Momentum 10, curated by Marti Manen with assistant curator Anne Klontz, is titled The Emotional Exhibition, and will open to the public on 8 June. Last week, the list of participating artists was released, revealing that fourteen of the twenty-nine participating artists have been represented in previous editions of the biennial. Among them are Knut Åsdam and Olafur Eliasson, both of whom participated in the first edition in 1998. Eirik Senje, Ina Hagen, and Keren Cytter, are some of the new names in 2019. “The list is a mix based on two starting points, one historical and one related to an emotional conception of history,” Manen told Kunstkritikk. In preparation for the 10th edition, Manen interviewed past curators, participants, and technicians about their memories from the biennial in Moss and about their feelings now, years later. The interviews were considered the foundation for a dialogue between past and present, with an emphasis on the participants’ emotions in order to provide a more complex representation of the biennial’s history than if based solely on verbal and logical constructs. See the complete list of artists and read the story in Norwegian here

Lucian Freud – A Closer Look, 2015, presented 52 works from the UBS Art Collection. Photo: Louisiana.

Louisiana sponsor convicted

Following a seven-year investigation, the Swiss banking giant UBS was convicted and fined 33,5 billion DKK (3.7 billion EUR) for tax evasion and money laundering by a criminal court in Paris on 20 February.
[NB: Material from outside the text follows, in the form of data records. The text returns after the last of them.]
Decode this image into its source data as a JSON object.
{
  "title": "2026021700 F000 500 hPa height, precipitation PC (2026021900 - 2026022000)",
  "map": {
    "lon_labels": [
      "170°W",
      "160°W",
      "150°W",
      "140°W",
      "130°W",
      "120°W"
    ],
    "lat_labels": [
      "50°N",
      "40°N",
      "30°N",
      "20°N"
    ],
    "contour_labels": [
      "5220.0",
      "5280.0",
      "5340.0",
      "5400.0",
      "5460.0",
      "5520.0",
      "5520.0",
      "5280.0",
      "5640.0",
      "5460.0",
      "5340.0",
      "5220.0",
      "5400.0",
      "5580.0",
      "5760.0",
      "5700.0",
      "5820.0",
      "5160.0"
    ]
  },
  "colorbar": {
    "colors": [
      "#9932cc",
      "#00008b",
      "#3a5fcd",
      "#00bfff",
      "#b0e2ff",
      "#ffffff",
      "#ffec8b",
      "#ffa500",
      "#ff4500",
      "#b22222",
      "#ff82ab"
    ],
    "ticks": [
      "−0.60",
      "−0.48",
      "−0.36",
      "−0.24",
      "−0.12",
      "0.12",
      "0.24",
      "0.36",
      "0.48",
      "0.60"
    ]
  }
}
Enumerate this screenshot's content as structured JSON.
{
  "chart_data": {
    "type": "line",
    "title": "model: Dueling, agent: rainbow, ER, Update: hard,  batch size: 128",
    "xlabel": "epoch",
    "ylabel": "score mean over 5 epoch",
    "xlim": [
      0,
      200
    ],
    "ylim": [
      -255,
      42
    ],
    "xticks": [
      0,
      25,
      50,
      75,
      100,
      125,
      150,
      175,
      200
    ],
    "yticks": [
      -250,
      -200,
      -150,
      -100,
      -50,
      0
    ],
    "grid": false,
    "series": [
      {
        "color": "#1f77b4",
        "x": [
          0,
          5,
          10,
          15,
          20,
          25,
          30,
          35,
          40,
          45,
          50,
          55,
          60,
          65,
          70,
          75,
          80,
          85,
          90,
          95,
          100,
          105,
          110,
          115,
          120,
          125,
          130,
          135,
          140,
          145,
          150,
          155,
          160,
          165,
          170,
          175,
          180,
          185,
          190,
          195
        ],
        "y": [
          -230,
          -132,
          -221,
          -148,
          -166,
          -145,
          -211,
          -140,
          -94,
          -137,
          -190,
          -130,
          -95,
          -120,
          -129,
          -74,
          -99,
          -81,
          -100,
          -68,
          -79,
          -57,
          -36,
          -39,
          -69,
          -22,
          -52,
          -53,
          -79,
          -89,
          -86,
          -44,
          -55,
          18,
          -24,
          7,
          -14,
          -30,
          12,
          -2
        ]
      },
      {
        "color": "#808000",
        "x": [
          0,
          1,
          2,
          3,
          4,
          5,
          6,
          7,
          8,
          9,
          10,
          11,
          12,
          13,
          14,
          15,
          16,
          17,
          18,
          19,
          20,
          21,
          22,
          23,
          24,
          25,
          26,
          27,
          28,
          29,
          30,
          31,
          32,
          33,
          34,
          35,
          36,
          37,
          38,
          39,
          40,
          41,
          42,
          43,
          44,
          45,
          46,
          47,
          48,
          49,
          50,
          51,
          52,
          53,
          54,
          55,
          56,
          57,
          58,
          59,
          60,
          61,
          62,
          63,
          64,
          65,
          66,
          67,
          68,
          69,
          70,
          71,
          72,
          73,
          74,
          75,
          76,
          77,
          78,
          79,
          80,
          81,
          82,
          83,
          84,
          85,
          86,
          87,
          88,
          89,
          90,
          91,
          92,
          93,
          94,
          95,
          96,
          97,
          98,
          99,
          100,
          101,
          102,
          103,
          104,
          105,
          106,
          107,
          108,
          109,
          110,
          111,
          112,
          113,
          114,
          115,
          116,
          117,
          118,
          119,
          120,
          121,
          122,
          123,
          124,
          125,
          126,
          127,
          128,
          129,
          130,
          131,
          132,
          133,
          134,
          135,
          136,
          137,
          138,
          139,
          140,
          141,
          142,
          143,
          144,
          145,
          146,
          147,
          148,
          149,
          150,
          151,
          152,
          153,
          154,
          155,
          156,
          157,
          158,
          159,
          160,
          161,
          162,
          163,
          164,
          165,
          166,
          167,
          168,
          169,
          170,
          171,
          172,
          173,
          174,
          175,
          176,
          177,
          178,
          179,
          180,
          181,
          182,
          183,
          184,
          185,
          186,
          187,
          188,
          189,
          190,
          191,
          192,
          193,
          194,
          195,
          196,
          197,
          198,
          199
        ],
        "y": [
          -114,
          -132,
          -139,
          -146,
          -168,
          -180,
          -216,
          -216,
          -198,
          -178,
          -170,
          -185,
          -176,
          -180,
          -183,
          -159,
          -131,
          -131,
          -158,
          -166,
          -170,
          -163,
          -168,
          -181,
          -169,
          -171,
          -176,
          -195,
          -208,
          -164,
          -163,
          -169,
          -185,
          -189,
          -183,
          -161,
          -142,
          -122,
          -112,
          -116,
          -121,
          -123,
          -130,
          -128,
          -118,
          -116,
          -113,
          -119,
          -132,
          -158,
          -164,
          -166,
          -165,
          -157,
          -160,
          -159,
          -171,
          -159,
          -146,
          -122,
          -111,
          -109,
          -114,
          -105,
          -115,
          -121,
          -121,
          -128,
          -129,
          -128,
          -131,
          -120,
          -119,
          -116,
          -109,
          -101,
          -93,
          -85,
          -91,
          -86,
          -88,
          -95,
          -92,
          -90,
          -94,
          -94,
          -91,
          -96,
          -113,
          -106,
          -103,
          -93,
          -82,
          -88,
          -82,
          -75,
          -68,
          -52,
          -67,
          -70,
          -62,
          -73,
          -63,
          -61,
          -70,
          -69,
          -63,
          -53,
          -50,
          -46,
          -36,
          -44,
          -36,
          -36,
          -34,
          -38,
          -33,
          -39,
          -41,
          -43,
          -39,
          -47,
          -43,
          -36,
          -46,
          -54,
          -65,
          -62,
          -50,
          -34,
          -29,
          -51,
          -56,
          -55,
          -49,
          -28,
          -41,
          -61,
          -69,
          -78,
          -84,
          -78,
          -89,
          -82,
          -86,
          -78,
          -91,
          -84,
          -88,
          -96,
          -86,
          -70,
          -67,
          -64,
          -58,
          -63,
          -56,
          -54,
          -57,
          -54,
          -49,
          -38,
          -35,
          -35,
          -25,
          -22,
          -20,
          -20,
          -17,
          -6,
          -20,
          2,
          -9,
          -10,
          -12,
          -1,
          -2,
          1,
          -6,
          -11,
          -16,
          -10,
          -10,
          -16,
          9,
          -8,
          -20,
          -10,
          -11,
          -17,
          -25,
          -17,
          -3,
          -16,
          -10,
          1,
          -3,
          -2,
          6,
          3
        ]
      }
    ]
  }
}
Primarily known in the art world as the main partner of Art Basel’s global fairs since 1994, the bank is also currently sponsoring the exhibition program of Louisiana Museum of Modern Art in Humlebæk outside of Copenhagen. “The Louisiana Museum makes the same demands concerning our sponsors as we do when it comes to all of our partners and colleagues: They should be good, responsible citizens, and abide the law,” said director Poul Erik Tøjner to the Danish broadcaster DR. However, he underlined that the museum had not reached a conclusion concerning UBS, considering the bank has appealed the verdict and denies the charges. The museum’s board will discuss the UBS sponsorship, currently only running throughout 2019, in a meeting in March, Tøjner stated. 

Workshop project by Rena Raedle and Vladan Jeremic. Photo: Carnival Union.

Carnival in Oslo is an “intercultural protest”

A group of artists has invited all of Oslo to a large art project in the form of a carnival parade on Sunday, 3 March. Promoted as a celebration of freedom, creativity, diversity, and multiculturalism, as well as a protest against racism, Islamophobia, and discrimination, Karnevalet is initiated by the artist group Carnival Union (Venke Aure, Hanan Benammar, Gidsken Braadlie, Camilla Dahl, Marius von der Fehr, Lisa Pacini, Pia Maria Roll, and Vigdis Storsveen) and developed in collaboration with the Intercultural Museum in Oslo, HUMAN International Documentary Film Festival, and over 50 artists and artist groups, schools, and organisations. According to a press statement, the parade will move in a “revolution,” rotating through the centre of Oslo, “narrating an alternative story about the city,” while “connecting important historical places and events from 150 years of anti-racist movement in Norway, and other events that have been formative for the development of our multicultural society.” The carnival project also includes a number of workshops preparing costumes, masks, objects, sculptures, pictures, banners, movements, sounds, and lights for the parade. An exhibition documenting the event will open on 4 April at the Intercultural Museum.